常温では白色〜淡黄色の結晶または粉末として存在し、水には溶けにくいものの、有機溶媒にはよく溶けるという性質を持っています。
主な用途と使用例
食品分野での利用
オルトフェニルフェノールは、主に柑橘類(オレンジ・レモンなど)の防カビ剤として使用されます。輸送中や保存中のカビ発生を抑えることで、食品ロスを防ぐ役割があります。

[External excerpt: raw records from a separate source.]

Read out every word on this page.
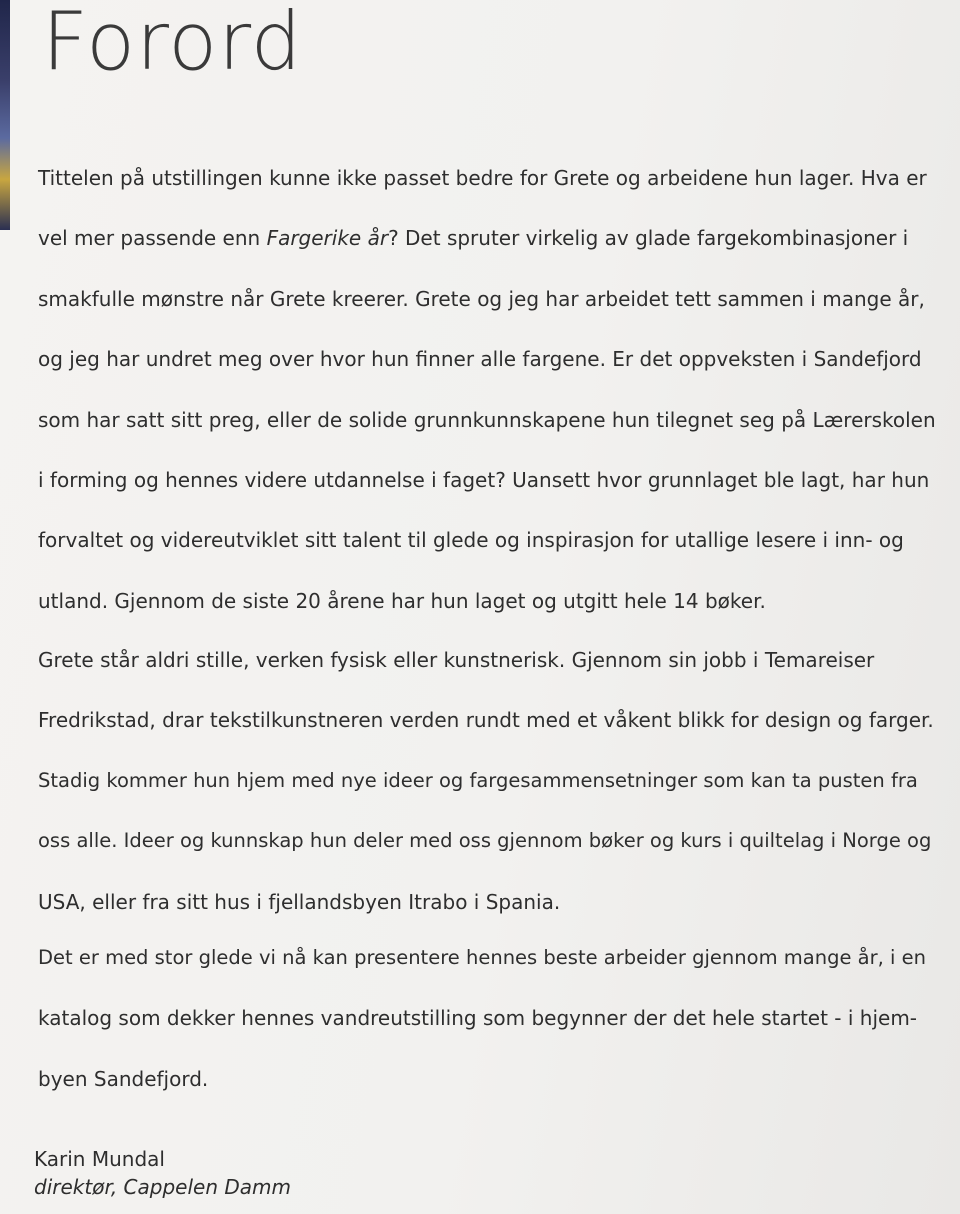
Forord

Tittelen på utstillingen kunne ikke passet bedre for Grete og arbeidene hun lager. Hva er
vel mer passende enn Fargerike år? Det spruter virkelig av glade fargekombinasjoner i
smakfulle mønstre når Grete kreerer. Grete og jeg har arbeidet tett sammen i mange år,
og jeg har undret meg over hvor hun finner alle fargene. Er det oppveksten i Sandefjord
som har satt sitt preg, eller de solide grunnkunnskapene hun tilegnet seg på Lærerskolen
i forming og hennes videre utdannelse i faget? Uansett hvor grunnlaget ble lagt, har hun
forvaltet og videreutviklet sitt talent til glede og inspirasjon for utallige lesere i inn- og
utland. Gjennom de siste 20 årene har hun laget og utgitt hele 14 bøker.

Grete står aldri stille, verken fysisk eller kunstnerisk. Gjennom sin jobb i Temareiser
Fredrikstad, drar tekstilkunstneren verden rundt med et våkent blikk for design og farger.
Stadig kommer hun hjem med nye ideer og fargesammensetninger som kan ta pusten fra
oss alle. Ideer og kunnskap hun deler med oss gjennom bøker og kurs i quiltelag i Norge og
USA, eller fra sitt hus i fjellandsbyen Itrabo i Spania.

Det er med stor glede vi nå kan presentere hennes beste arbeider gjennom mange år, i en
katalog som dekker hennes vandreutstilling som begynner der det hele startet - i hjem-
byen Sandefjord.

Karin Mundal
direktør, Cappelen Damm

特に輸入柑橘類の表面処理に使われることが多く、日本でも食品添加物として認可されています。
工業分野での利用
食品以外にも、以下のような用途があります。
- 木材の防腐処理
- 繊維製品の防菌加工
- 消毒剤や殺菌剤の原料
このように、微生物の増殖を抑える特性を活かしてさまざまな分野で利用されています。
食品添加物としての役割
オルトフェニルフェノールは、食品の品質保持を目的とした防カビ剤として使用されます。
特に重要な役割は以下の通りです。
- カビや細菌の発生を抑制
- 食品の保存期間を延長
- 輸送中の品質劣化防止
これにより、長距離輸送が必要な輸入果物の安定供給を支えています。
安全性について
日本における規制
日本では、食品衛生法に基づいて使用基準が厳格に定められています。使用できる食品や残留量には制限があり、安全性が確保されています。
健康への影響
適切な使用基準内であれば、通常の食生活において健康への影響はほとんどないとされています。
ただし、以下の点には注意が必要です。
- 大量摂取は推奨されていない
- 表面処理されているため、食べる前に洗うことが推奨される
特に柑橘類の皮を使用する場合は、しっかり洗浄することが重要です。
オルトフェニルフェノールとポストハーベスト農薬の違い
オルトフェニルフェノールは、収穫後に使用される「ポストハーベスト農薬」に分類されることがあります。
これは以下のような特徴を持ちます。
- 収穫後の品質保持が目的
- 輸送・保存中の腐敗防止
- 主に表面処理として使用
一方、通常の農薬は栽培中に使用される点が大きな違いです。
よくある質問(FAQ)
オルトフェニルフェノールは危険ですか?
規定された範囲内で使用されている限り、安全性は確認されています。過剰摂取でなければ健康リスクは低いとされています。
なぜ柑橘類に使われるのですか?
輸送中にカビが発生しやすいため、防カビ処理として使用されます。これにより品質を保ったまま流通が可能になります。
洗えば除去できますか?
完全に除去することは難しいですが、流水でしっかり洗うことで表面の残留量を減らすことができます。
まとめ
オルトフェニルフェノールは、防カビ・防腐の目的で広く使用されている化学物質であり、特に輸入柑橘類の品質維持に重要な役割を果たしています。
適切な使用基準のもとでは安全性が確保されており、日常的な摂取において過度に心配する必要はありません。ただし、食品の取り扱いとして洗浄などの基本的な対策を行うことで、より安心して利用することができます。